Agenda item

Adult Safeguarding Commissioning Strategy

(To receive a report by Justin Hackney, Adult Assistant Director Specialist Adult Services, which provides the Committee with details of the current Adult Safeguarding Commissioning Strategy.  The report also provides information on the key strategic aims recently identified in the Lincolnshire Safeguarding Adults Board (LSAB) Strategy which will be considered when the Council refreshes the Adult Safeguarding Commissioning Strategy in 2019)

Minutes:

Consideration was given to a report which provided the Committee with details of the current Adult Safeguarding Commissioning Strategy.  The report also provided information on the key strategic aims recently identified in the Lincolnshire Safeguarding Adults Board (LSAB) Strategy which would be considered when the Council refreshed the Adult Safeguarding Commissioning Strategy in 2019.

 

Members were provided with the opportunity to ask questions to the officers present in relation to the information contained within the report and some of the points raised during discussion included the following:

·         Safeguarding ambassadors were being developed.

·         Work was being carried out around prevention and early intervention to try and prevent low level concerns coming in as higher level concerns.

·         Making Safeguarding Personal – it was highlighted that this was more about the outcomes that people wanted to achieve rather than the processes.  However, it was noted that adults did have the right to make unwise decisions.

·         It was queried what would happen if a person did not want support.  It was acknowledged that this was a difficulty which could be faced, and there was a need to ensure that all agencies had done everything they possibly could.

·         It was noted that for children, where it was not a protection issue, a 'Team around the Child' could be put in place, but there was nothing similar in terms of adult care.  It was hoped that something like this could be developed.  There was often a lot of low level activity that was not necessarily being co-ordinated.

·         It was commented that in rural areas, people tended 'to keep an eye on' their neighbours.

·         In terms of those elderly people who did not want support, if they were in private housing health and social care colleagues did not have the right to enter the property to determine whether the person needed help.

·         A lot of work was being undertaken with district councils, as a lot of frontline staff did not always know where to go for information, and it was planned to create a web portal.

·         It was queried whether those people who visited people daily, such as the post man for example, would know to raise concerns if they saw a person's post piling up.  There was a need to develop an early intervention and prevention network.

·         In terms of alleged abuse referrals, it was queried whether there was a link between inconclusive and whether the perpetrator was known to the individual, but it was concluded that this was not generally the case, and those reports which were listed as inconclusive tended to be where there was no evidence or the person withdrew their complaint.

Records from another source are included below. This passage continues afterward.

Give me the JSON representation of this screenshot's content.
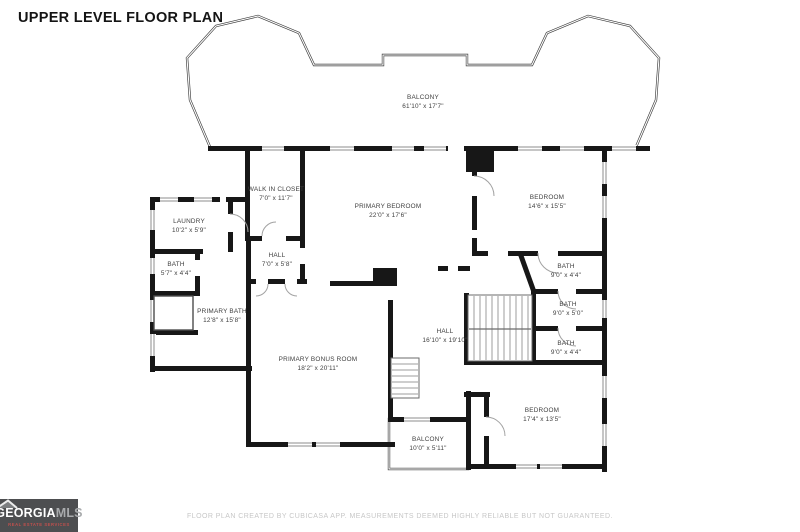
{
  "title": "UPPER LEVEL FLOOR PLAN",
  "footer": {
    "disclaimer": "FLOOR PLAN CREATED BY CUBICASA APP. MEASUREMENTS DEEMED HIGHLY RELIABLE BUT NOT GUARANTEED."
  },
  "logo": {
    "brand": "GEORGIA",
    "brand_suffix": "MLS",
    "tagline": "REAL ESTATE SERVICES"
  },
  "colors": {
    "wall": "#171717",
    "room_label": "#3f3f3f",
    "railing": "#3c3c3c",
    "footer_text": "#c7c7c7",
    "logo_background": "#4d4e50",
    "logo_tagline_red": "#c0504d"
  },
  "rooms": [
    {
      "name": "BALCONY",
      "dims": "61'10\" x 17'7\""
    },
    {
      "name": "WALK IN CLOSET",
      "dims": "7'0\" x 11'7\""
    },
    {
      "name": "LAUNDRY",
      "dims": "10'2\" x 5'9\""
    },
    {
      "name": "BATH",
      "dims": "5'7\" x 4'4\""
    },
    {
      "name": "PRIMARY BEDROOM",
      "dims": "22'0\" x 17'6\""
    },
    {
      "name": "BEDROOM",
      "dims": "14'6\" x 15'5\""
    },
    {
      "name": "HALL",
      "dims": "7'0\" x 5'8\""
    },
    {
      "name": "BATH",
      "dims": "9'0\" x 4'4\""
    },
    {
      "name": "PRIMARY BATH",
      "dims": "12'8\" x 15'8\""
    },
    {
      "name": "BATH",
      "dims": "9'0\" x 5'0\""
    },
    {
      "name": "HALL",
      "dims": "16'10\" x 19'10\""
    },
    {
      "name": "BATH",
      "dims": "9'0\" x 4'4\""
    },
    {
      "name": "PRIMARY BONUS ROOM",
      "dims": "18'2\" x 20'11\""
    },
    {
      "name": "BEDROOM",
      "dims": "17'4\" x 13'5\""
    },
    {
      "name": "BALCONY",
      "dims": "10'0\" x 5'11\""
    }
  ]
}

·         If a referral reached the threshold for a Section 42 enquiry, it was important to first establish the facts, and in 60% of cases no further action was required.

·         It was noted that the area of higher risk was those people in their homes and care was not being delivered.  If there was no lead professional in a person's life, they were more vulnerable to fraud or neglect and there may be unreported crimes.

·         It was queried what happened when a person was deemed to have the capacity to make decisions, but they were not making decisions of their own volition.  Members were advised that the person conducting the enquiry under Section 42 would have conversations with the person on their own.

 

RESOLVED

 

            That the content of the current Adult Safeguarding Commissioning Strategy be noted, and the feedback on the importance of the following items be passed to the Council's Executive:

·         Making Safeguarding Personal

·         Improve new ways of working

·         Continue the evaluation of safeguarding

·         How can early intervention and prevention be included within safeguarding practices

·         There had been significant improvements in the last few years.